FERNANDO RODRIGUEZ
EL NACIONAL
La decisión del Departamento del Tesoro de Estados Unidos, con el explícito apoyo del atolondrado y temible Donald Trump de poner en la lista negra de los narcotraficantes de alcurnia al vicepresidente de Venezuela, con poderes adicionales y perspectivas de candidato presidencial, que se suma a la de otras figuras del más alto gobierno con similar mácula, pareciera suficiente para que el mundo, en especial nuestro continente, y nosotros en primer lugar, demos nuevos pasos para cercar esta tétrica demolición autocalificada de gobierno revolucionario.
En el pasado, las revoluciones se dedicaban esencialmente a defender sus cotos de caza y sus prebendas, y de propiciar nuevas revoluciones. Y metían sus narices y sus balas muchas veces donde no debían: internacionalismo de los parias, proletarios del mundo, uníos, el Che en Bolivia, digamos. Lo que ocasionaba graves traumas políticos, violentismo y crueldad y maremotos diplomáticos. No pocas veces exentos de nobles tambores y sacrificios heroicos. Pero eran eso, problemas políticos; no formaban parte de los expedientes de Interpol o de la DEA. Ahora en sus estertores últimos, con ideales rotos y sin futuro, se han convertido no solo en centros de corrupción (véase el último artículo de Moisés Naim sobre China y su festín de tracaleros en gran escala); las FARC, en algún momento como el imperio mayor de la droga en el mundo; Cuba, celosa de su castidad delictiva, alcahueta de gobiernos corruptos y, en el caso de los venezolanos, maestra y proxeneta, no solo saqueadores del tesoro público en una escala probablemente inédita, sino vinculados al más alto nivel a ese mal de males del siglo que es el narcotráfico. Solo una indicación de la decadencia y la descomposición de aquellas mañanas que pretendían cantar. Y luz, intensa e inequívoca, sobre a quién nos estamos enfrentando los que abogamos por la democracia en Venezuela y también los que creyeron y hasta creen de buena fe en las lisonjas y promesas de los “rojos” vernáculos.

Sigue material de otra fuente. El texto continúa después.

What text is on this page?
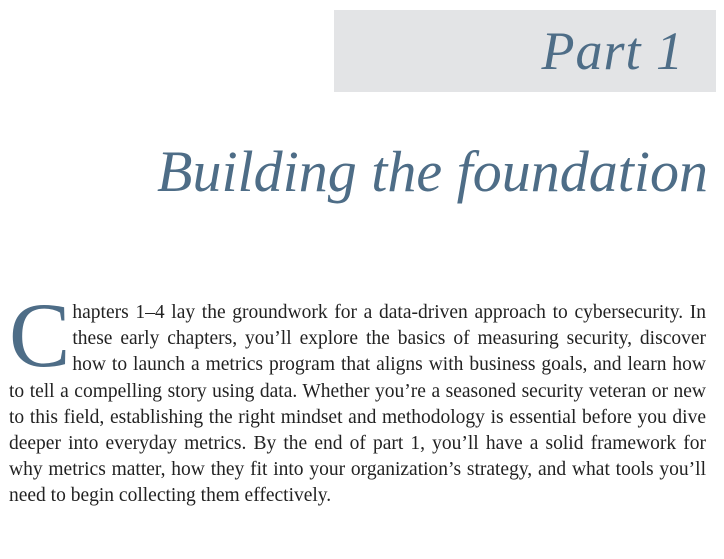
Part 1
Building the foundation
C hapters 1–4 lay the groundwork for a data-driven approach to cybersecurity. In these early chapters, you’ll explore the basics of measuring security, discover how to launch a metrics program that aligns with business goals, and learn how to tell a compelling story using data. Whether you’re a seasoned security veteran or new to this field, establishing the right mindset and methodology is essential before you dive deeper into everyday metrics. By the end of part 1, you’ll have a solid framework for why metrics matter, how they fit into your organization’s strategy, and what tools you’ll need to begin collecting them effectively.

La significación internacional de nuestra realidad llevada al clímax por el caso El Aissami ha sido estridente y de la cual, por supuesto, la prensa mundial se ha hecho eco, lo que contrasta con la tibia, tardía y hasta nula recepción inducida de buena parte de los medios nacionales.
Queda lo fundamental: el preguntarnos qué debemos hacer los demócratas venezolanos para mantener un mínimo de decencia, no ya contra una ideología adversa a la mayoría, por desfasada, antidemocrática y detestable que se considere, sino contra la mafia delictiva cívico-militar en que esta ha devenido. No aspiramos a que fiscales y jueces hagan la tarea de investigar asunto tan trascendental, pero sí es una notable ocasión para que el Parlamento cumpla con una de sus tareas mayores: el control y la denuncia de la corrupción y la delincuencia oficial. Justo aquella que el TSJ es menos capaz de anular en sus efectos morales y políticos.
Y a nosotros, ciudadanos, ante esta nueva evidencia ineludible, por la cuantía de la acusación y el lugar preeminente del acusado, nos corresponde convertir en protesta radical una situación que debe potenciar nuestros esfuerzos por encontrar la libertad y la dignidad.